The Study Of The Expression Of Gene QSA And The Preparation Of QSA Antigen

It has long been thought that spermatozoa are transcriptionally quiescent, thus the only biological function of mature spermatozoa was delivering the male haploid genome to the oocyte. Despite this, it was found that mature ejaculated spermatozoa contain a complex mRNAs population. In fact, about 3500-5500 mRNA species were detected in human spermatozoa by using complementary DNA (cDNA) microarray. There is evidence that the spermatozoa delivers a unique set of mRNAs to the oocyte at fertilization. Furthermore, the fact that some of these spermatozoal mRNAs are also found in zygotes indicates these transcripts may be functionally important for proper fertilization or embryogenesis. In addition, it has been proven that spermatozoa mRNAs are selectively retained during spermatogenesis. These mRNAs are capable to translate de novo by the mitochondrial ribosomes to replace degraded proteins or for the specific needs of the capacitating spermatozoa.In order to investigate whether the spermatozoa mRNAs are selectively retained in ejaculated spermatozoa and what the possible functions of these mRNAs are, we selected an unknown gene QSA which cloned from human sperm SAGE library as the research object.
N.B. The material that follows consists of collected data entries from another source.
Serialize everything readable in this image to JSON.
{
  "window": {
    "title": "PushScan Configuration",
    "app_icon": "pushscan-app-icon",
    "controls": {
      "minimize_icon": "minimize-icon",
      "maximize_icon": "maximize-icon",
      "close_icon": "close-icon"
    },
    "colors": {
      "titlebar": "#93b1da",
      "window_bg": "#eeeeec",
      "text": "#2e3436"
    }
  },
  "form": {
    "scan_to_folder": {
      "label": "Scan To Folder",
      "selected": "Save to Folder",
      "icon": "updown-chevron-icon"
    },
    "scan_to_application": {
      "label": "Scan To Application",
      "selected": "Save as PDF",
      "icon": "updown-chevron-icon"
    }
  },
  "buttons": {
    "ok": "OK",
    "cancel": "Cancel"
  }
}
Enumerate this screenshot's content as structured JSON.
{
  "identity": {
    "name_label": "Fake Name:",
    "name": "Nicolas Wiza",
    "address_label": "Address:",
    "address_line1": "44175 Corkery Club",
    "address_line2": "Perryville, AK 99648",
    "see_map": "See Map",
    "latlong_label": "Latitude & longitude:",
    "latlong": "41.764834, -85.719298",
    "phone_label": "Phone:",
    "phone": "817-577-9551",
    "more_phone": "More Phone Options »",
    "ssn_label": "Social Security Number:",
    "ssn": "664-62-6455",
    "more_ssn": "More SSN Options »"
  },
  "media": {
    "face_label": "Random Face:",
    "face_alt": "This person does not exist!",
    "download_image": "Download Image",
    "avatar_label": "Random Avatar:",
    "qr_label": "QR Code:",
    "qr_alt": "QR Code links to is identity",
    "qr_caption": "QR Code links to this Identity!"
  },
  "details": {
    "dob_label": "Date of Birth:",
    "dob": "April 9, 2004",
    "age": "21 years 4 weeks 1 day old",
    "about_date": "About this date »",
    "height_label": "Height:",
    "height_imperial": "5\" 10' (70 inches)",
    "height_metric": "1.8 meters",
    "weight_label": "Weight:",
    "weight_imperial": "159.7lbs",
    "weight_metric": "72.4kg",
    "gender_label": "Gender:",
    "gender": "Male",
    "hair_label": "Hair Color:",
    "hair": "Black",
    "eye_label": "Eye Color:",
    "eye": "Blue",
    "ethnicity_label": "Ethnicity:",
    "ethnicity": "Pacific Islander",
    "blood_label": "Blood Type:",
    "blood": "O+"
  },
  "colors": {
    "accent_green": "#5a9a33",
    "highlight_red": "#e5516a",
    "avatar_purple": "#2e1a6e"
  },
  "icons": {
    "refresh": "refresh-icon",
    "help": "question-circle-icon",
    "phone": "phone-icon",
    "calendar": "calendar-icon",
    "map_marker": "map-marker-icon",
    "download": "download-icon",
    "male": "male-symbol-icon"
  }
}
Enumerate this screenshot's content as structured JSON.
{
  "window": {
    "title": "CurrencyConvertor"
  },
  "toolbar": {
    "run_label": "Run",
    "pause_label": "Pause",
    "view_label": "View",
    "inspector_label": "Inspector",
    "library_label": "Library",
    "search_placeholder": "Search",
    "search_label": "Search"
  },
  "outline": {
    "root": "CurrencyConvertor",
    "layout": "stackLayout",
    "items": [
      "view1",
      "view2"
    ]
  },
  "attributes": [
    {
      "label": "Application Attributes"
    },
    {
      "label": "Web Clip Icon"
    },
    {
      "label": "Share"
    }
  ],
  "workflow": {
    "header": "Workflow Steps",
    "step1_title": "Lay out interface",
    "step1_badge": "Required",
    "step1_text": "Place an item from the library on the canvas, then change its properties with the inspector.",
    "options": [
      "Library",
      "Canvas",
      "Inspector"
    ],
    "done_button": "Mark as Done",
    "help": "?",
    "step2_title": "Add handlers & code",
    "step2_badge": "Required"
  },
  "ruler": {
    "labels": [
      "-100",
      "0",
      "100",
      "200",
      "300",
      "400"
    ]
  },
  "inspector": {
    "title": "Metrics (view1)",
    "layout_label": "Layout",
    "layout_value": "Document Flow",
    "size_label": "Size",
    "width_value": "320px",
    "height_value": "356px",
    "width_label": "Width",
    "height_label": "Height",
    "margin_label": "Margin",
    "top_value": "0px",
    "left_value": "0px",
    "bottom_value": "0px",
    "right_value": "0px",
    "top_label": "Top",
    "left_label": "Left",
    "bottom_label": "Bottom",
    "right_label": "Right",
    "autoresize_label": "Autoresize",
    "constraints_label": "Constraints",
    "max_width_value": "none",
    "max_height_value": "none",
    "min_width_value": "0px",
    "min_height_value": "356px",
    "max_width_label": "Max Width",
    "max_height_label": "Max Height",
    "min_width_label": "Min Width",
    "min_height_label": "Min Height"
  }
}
Then we detected the expression pattern of QSA at the gene level and speculated the possible biological function of QSA accordingly, as well as preparing QSA fusion protein as the antigen, RT-PCR and in situ hybridization (ISH) were performed to detect the expression of QSA mRNA in different tissues of human and mouse. Moreover, the prokaryotic expression plasmid expressing QSA fusion protein was constructed. QSA transcripts were found in mice testis, ejaculated spermatozoa and zygote, but undetectable in mice ovum, blastocyst and other tissues. ISH results showed significantly high level of QSA mRNA in human testis and a number of glandular tissues. Due to the expression pattern of QSA, we speculate that QSA mRNA is selectively retained in capacitated sperm, and it's related to the production or secretion of a hormone. This might imply that QSA mRNA is involved in spermatogenesis or early embryo development. The result provides new evidence indicating that human sperm deliver transcripts that have paternal effects.